The Sympathetic and Parasympathetic Nervous Systems: How Do They Work Together and Support Each Other?
Let's look at an example of how these two systems function in response to changes in the environment.
When the body is stressed, the SNS contributes to what is known as the "fight or flight" response. The body shifts its energy resources toward fighting off a life threat, or fleeing from an enemy. The SNS signals the adrenal glands to release hormones called adrenalin (epinephrine) and cortisol (Endocrine System). These hormones, together with direct actions of autonomic nerves, cause the heart to beat faster, respiration rate to increase (Respiratory System), blood vessels in the arms and legs to dilate, digestive process to change and glucose levels (sugar energy) in the bloodstream to increase to deal with the emergency. The SNS response is fairly sudden in order to prepare the body to respond to an emergency situation or acute stress, short term stressors. Once the crisis is over, the body usually returns to the pre-emergency, unstressed state. This recovery is facilitated by the PNS, which generally has opposing effects to the SNS. But PNS over-activity can also contribute to stress reactions, for example, by promoting bronchoconstriction (e.g., in asthma) or exaggerated vasodilation and compromised blood circulation. Both the SNS and the PNS have powerful interactions with the immune system, which can also modulate stress reactions.
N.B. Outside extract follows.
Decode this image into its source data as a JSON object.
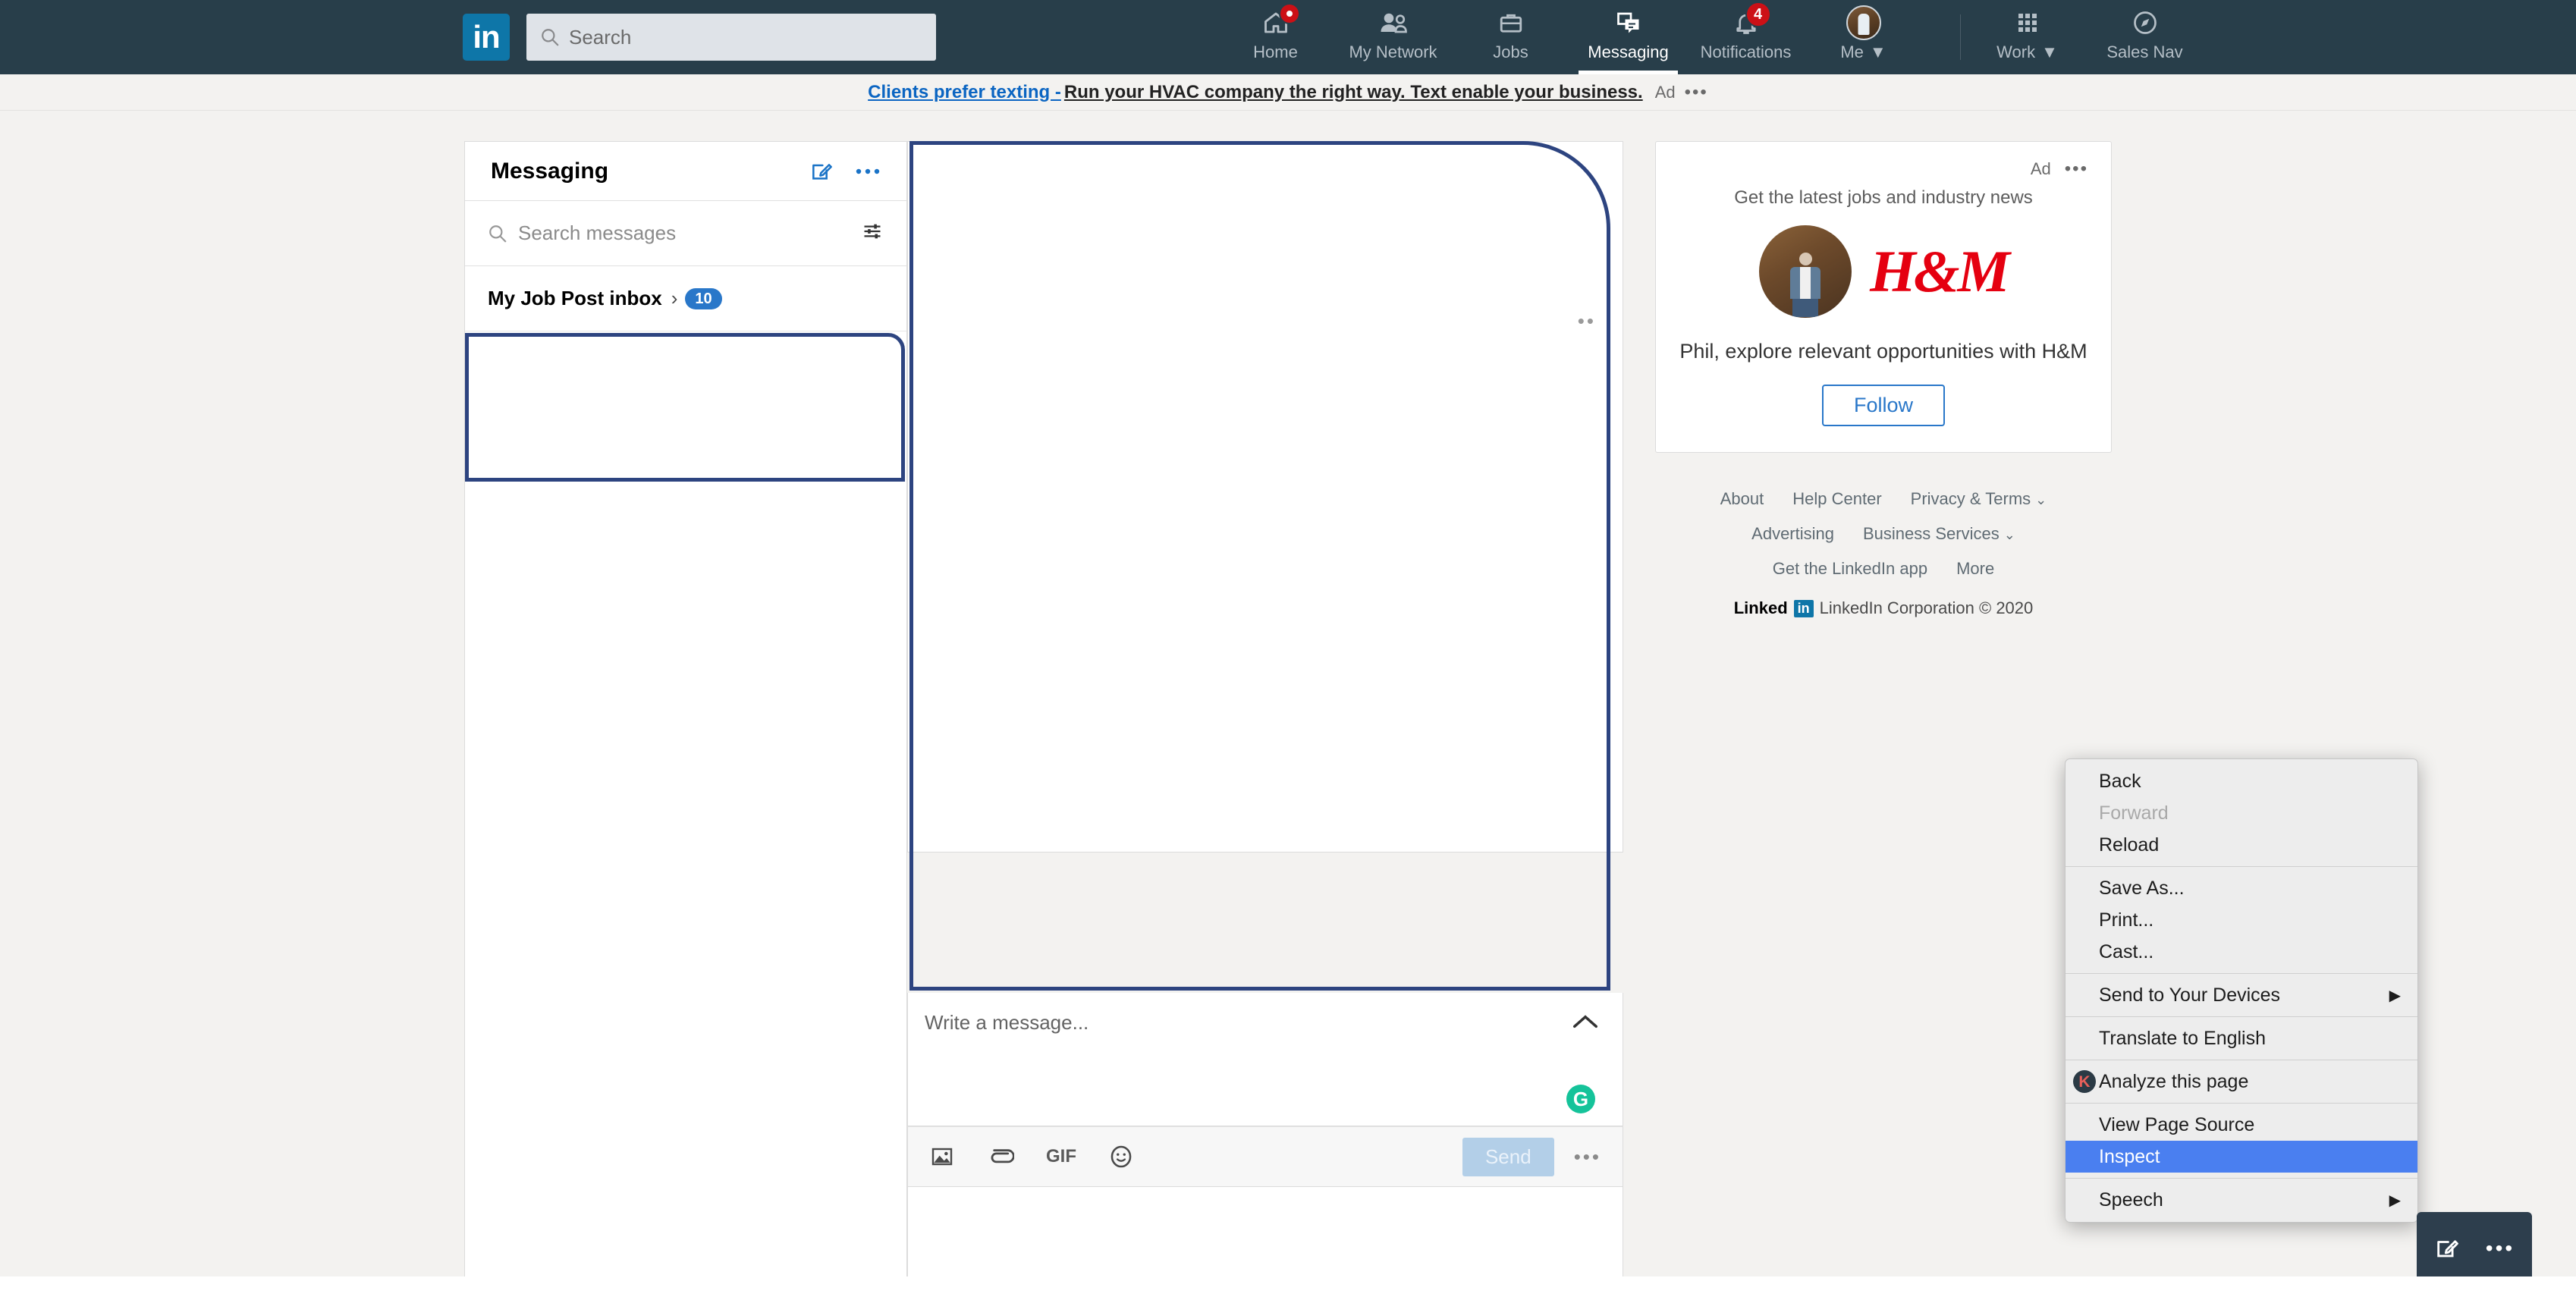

The central nervous system is particularly important in triggering stress-responses, as it regulates the autonomic nervous system and plays a central role in interpreting contexts as potentially threatening. Chronic stress, experiencing stressors over a prolonged period of time, can result in a long-term drain on the body. As the autonomic nervous system continues to trigger physical reactions, it causes wear and tear on the body. It's not so much what chronic stress does to the nervous system, but what continuous activation of the nervous system does to other bodily systems that become problematic.
The signal transmission of the nervous system is fast because neurons are interconnected, but the functions are more short-lived. Signal transmission in the endocrine system is slow, since hormones must travel through the bloodstream, but the responses tend to last longer.